As countries around the world are looking ahead to the (re)launch of UN cyber-norms processes, the EU Cyber Direct Project hosted a discussion in December 2018 in Brussels on the future of Indo-European cooperation in cyberspace with members of the official Indian cyber-diplomacy delegation.
India — a member of BRICS, the Shanghai Cooperation Organization (SCO), and the Bay of Bengal Initiative for Multi-Sectoral Technical and Economic Cooperation (BIMSTEC) — is particularly active in enhancing its cybersecurity posture and in engaging in international conversations on data protection, norms of state behaviour, and the applicability of international law in cyberspace. Bilaterally, India has signed cybersecurity-related agreements with, among others, European member-states, the United States, United Kingdom, Russia, and Israel. According to the Indian Delegation, the Indian government highly values, and looks forward to, its engagement with the European Union and like-minded partners to promote the development of universal cyber-norms of responsible behaviour acceptable to all states, and studying how specific provisions of international law apply to cyber conflict.
Confidence-building measures are vital components of deepening mutual trust, reducing risks, preventing conflicts, and maintaining predictability and stability in cyberspace. To this effect, India favours areas of practical cooperation with the European Union — notably, on cyber-crime and criminal justice — that have the potential to evolve into broader and more substantial normative commitments. More specifically, sharing of information on cyber-threats and cyber incidents, strengthening law enforcement cooperation to address cyber-crime, promoting capacity building in cyber-forensic and matters related to cyber evidence, and sharing expertise on best practices for the protection of critical information infrastructure area, are perceived as pressing for the EU-India cooperation. Similarly, the Indian delegation highlighted joint research and development on cyber-defence as another promising venue for collaboration between the EU and India in the near future. On a related note, participants discussed India’s regional engagement in the field of cybersecurity, in particular in the framework of the BIMSTEC. In December 2018, BIMSTEK’s Southeast Asian member-states India, Bangladesh, Bhutan, Myanmar, Nepal, Sri Lanka, and Thailand adopted a ‘Roadmap for BIMSTEC Cyber Security Cooperation’ that underlines the need for the development of CBMs and capacity-building in cybersecurity.

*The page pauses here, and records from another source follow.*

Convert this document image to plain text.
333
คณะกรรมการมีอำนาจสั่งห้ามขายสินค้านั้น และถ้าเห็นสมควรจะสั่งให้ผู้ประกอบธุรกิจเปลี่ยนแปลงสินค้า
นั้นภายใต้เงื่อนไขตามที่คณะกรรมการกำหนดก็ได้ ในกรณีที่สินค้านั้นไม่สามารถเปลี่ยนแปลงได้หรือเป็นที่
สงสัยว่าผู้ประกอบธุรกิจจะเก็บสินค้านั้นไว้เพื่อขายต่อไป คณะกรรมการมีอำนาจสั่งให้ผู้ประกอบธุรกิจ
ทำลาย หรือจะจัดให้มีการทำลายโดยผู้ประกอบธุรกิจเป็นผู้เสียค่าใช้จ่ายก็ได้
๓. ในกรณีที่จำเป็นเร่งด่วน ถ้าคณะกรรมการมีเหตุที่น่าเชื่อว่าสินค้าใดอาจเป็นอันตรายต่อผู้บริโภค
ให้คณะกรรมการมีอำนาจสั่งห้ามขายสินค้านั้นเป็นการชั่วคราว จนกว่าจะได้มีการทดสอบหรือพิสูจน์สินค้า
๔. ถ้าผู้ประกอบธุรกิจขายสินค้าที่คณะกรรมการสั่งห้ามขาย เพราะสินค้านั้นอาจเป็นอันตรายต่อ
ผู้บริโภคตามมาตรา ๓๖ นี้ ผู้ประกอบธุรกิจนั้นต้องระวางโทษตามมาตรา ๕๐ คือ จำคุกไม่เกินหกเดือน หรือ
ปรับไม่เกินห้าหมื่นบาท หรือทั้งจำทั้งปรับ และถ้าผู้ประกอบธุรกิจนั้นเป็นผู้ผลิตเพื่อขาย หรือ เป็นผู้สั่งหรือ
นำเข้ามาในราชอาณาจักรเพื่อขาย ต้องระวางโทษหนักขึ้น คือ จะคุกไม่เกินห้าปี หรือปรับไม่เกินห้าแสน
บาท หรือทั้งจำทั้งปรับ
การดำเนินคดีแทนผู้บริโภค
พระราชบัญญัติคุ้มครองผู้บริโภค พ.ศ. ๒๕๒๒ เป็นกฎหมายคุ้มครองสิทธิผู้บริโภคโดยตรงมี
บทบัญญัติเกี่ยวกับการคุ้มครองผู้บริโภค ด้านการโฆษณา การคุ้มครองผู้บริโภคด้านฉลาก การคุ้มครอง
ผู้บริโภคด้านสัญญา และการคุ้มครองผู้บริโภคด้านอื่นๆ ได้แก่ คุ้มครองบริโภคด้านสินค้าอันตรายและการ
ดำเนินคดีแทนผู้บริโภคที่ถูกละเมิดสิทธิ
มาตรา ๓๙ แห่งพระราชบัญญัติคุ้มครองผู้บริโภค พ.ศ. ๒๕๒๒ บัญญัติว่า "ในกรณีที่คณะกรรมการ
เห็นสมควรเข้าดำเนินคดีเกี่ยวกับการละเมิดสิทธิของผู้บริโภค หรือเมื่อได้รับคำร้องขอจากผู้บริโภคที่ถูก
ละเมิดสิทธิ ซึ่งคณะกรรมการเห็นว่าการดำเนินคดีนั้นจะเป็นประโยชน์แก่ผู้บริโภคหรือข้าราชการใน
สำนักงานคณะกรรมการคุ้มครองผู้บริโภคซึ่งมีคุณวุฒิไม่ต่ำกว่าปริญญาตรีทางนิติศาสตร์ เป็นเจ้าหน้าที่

Significantly, at the First Committee of the UN General Assembly in November 2018, India supported both cyber norms-building processes — that is, the creation of an open-ended working group, and the renewal of the Group of Governmental Experts — related to the international security dimensions of cyberspace and the objective of further developing rules and norms of responsible state behaviour in cyberspace. As noted by roundtable participants, however, India will continue carefully monitoring UN-level activities and will provide useful input on how to ameliorate the language of the adopted by the UNGA draft, as well as on how to enhance synergy between the two processes. Moreover, while in favour of structured approaches towards norm-building, for instance under the framework of the SCO, Indian participants emphasised that New Delhi’s cyber policy does not necessarily align with that of other members of the organisation.
Furthermore, much like the European Union, India is investing heavily in improving its national cyber-resilience posture and has sophisticated cybersecurity institutional and regulatory environment. As one of the first countries that initiated mandatory cybersecurity testing and certification for telecommunication companies — in a way similar to the provisions of the EU’s Cybersecurity Act — the Ministry of Electronics and Communication undertakes certificate testing for ICT products in order to diminish risks related to supply chain security and is currently developing a new framework for centralized certification and accreditation.
Furthermore, European and Indian participants shared experience and discussed lessons learned on the topic of data protection, which is of interest for India’s efforts to establish a bill on data protection modelled on the EU GDPR.